Были в компании и девчонки, все как на подбор красавицы, Людмила, Татьяна и Надежда по кличке Хамса, где-то через год прибилась к нам Алка, которую прозвали Кукушкой. Людмила была девушкой Зимы, статус дамы предводителя не предполагал знаки внимания со стороны братвы, только проявление уважения и почтительного внимания. Хамса встречалась с Мишкой Петровым, ладили они как кошка с собакой, постоянно ссорились и мирились, снова ссорились, и так до тех пор, пока не рассорились до полного разрыва. За Алкой, когда она появилась в нашей компании, пытался ухаживать Писькин, она ему очень нравилась, а ей очень нравился Вовка, Танькин брат. Отношение к нашим девушкам в компании было дружеским, уважительным, без скотства, хамежа и беспардонности. В те времена девушки, как правило, матом не ругались, и мы не позволяли себе выражаться в их присутствии, хотя в нашей лексике мат не просто присутствовал, мы на нём разговаривали.
Собирались обычно по вечерам на лавочках во дворе, Зима играл на гитаре, пел, когда его не было, пытались изображать что-нибудь мы с Мокушкой. Сидели, стояли, болтали о том о сём, выпивали, если у кого-нибудь появлялись деньги, курили. Чудили, помнится, было такое развлечение, ходили змейкой, человек по пять-семь. Впереди Сокура, был такой парень постарше нас года на два, шли плотно друг за другом с непроницаемыми лицами; если первый резко поворачивался и шёл вбок, каждый, следующий за другим, доходил до точки поворота, поворачивался и следовал за впереди идущим. Обгоняли идущего по тротуару, Сокура неожиданно поворачивал вбок или в противоположную сторону, человек, оторопев, наблюдал, как группа мрачных субъектов пропирается перед самым носом с озабоченными физиономиями. Бывало, мужики не выдерживали, пытались огреть кого-нибудь из нас кулаком по горбине. В таких случаях обгоняли идущего или идущих в сторонке, разворачивались и шли навстречу лоб в лоб. Как правило, такой манёвр вызывал оторопь и растерянность, хотя бывали смельчаки, готовые ввязаться в драку, но мы в таких случаях рассыпались в разные стороны, обтекали героя с разных сторон, затем снова собирались в змейку и продолжали развлекаться. В драку старались не вступать, хотя очень ретивых могли и отоварить, просто веселились, может быть, и по-дурацки, но беззлобно, как могли, молодые дураки.

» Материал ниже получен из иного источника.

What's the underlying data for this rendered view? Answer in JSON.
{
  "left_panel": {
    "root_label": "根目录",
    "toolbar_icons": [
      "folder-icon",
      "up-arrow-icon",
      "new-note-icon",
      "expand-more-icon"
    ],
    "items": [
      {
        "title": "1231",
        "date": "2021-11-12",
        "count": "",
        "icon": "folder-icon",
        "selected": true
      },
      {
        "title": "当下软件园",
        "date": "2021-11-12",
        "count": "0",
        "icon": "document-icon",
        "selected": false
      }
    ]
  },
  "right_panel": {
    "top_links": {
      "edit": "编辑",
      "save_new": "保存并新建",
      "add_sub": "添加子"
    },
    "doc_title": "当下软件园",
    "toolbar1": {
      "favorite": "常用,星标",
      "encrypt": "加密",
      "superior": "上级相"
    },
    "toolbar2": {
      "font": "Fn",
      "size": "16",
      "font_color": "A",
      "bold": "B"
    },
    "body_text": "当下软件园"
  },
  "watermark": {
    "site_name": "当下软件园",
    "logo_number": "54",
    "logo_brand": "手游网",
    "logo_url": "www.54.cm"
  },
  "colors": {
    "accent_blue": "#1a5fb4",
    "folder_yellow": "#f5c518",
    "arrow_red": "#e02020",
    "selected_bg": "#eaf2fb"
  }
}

С наступлением зимы собирались во втором подъезде, у него был большой холл, вся наша компания размещалась там, не создавая препятствий выходящим и входящим в подъезд жильцам. В основном болтали о чём-нибудь, играли в копеечку. Была такая забавная игра, суть её заключалась в следующем. Играющие разделялись на две команды, игрок одной из команд зажимал между пальцами правой руки, если он был правша, копейку, кисть другой руки сворачивал трубочкой, не смыкая пальцы в кулак, каждый из остальных игроков команды также сворачивал в трубочку кисти обеих рук, вплотную прижимая их к рукам партнёра, то есть составляя как бы в вертикально расположенную трубу. Затем тот, у которого копейка была зажата между пальцами, бил этой рукой по руке другой, монета вылетала и пролетала сквозь несколько полусжатых рук, пока кто-нибудь не сжимал кисть, оставляя монету в кулаке. Игроки другой команды внимательно наблюдали за действиями партнёров, пытаясь определить, в чьей руке зажата монета. Когда находили монету, копейка переходила к другой команде. Было забавно.
По выходным вся компания выезжала кататься на джеках за город. Джеками называли однополозные санки, представляющие собой деревянный полоз шириной восемь-десять сантиметров, с окованным стальным листом основанием длиной сантиметров шестьдесят. В пазу, размещённом в центре полоза, фиксировалась с небольшим наклоном стойка, наверху которой крепилась сидушка с двумя боковыми ручками. На этих весьма неустойчивых устройствах пацаны лихо летали с любых горок, маневрировали, объезжая препятствия, управляя наклоном корпуса и изредка подрабатывая ногами, что, впрочем, считалось неправильным. Джеки каждый делал сам себе или просил Вальку Синицына, он же делал джеки девчонкам, иногда вместе с Аркашкой Рыжим или Колькой Бязевым.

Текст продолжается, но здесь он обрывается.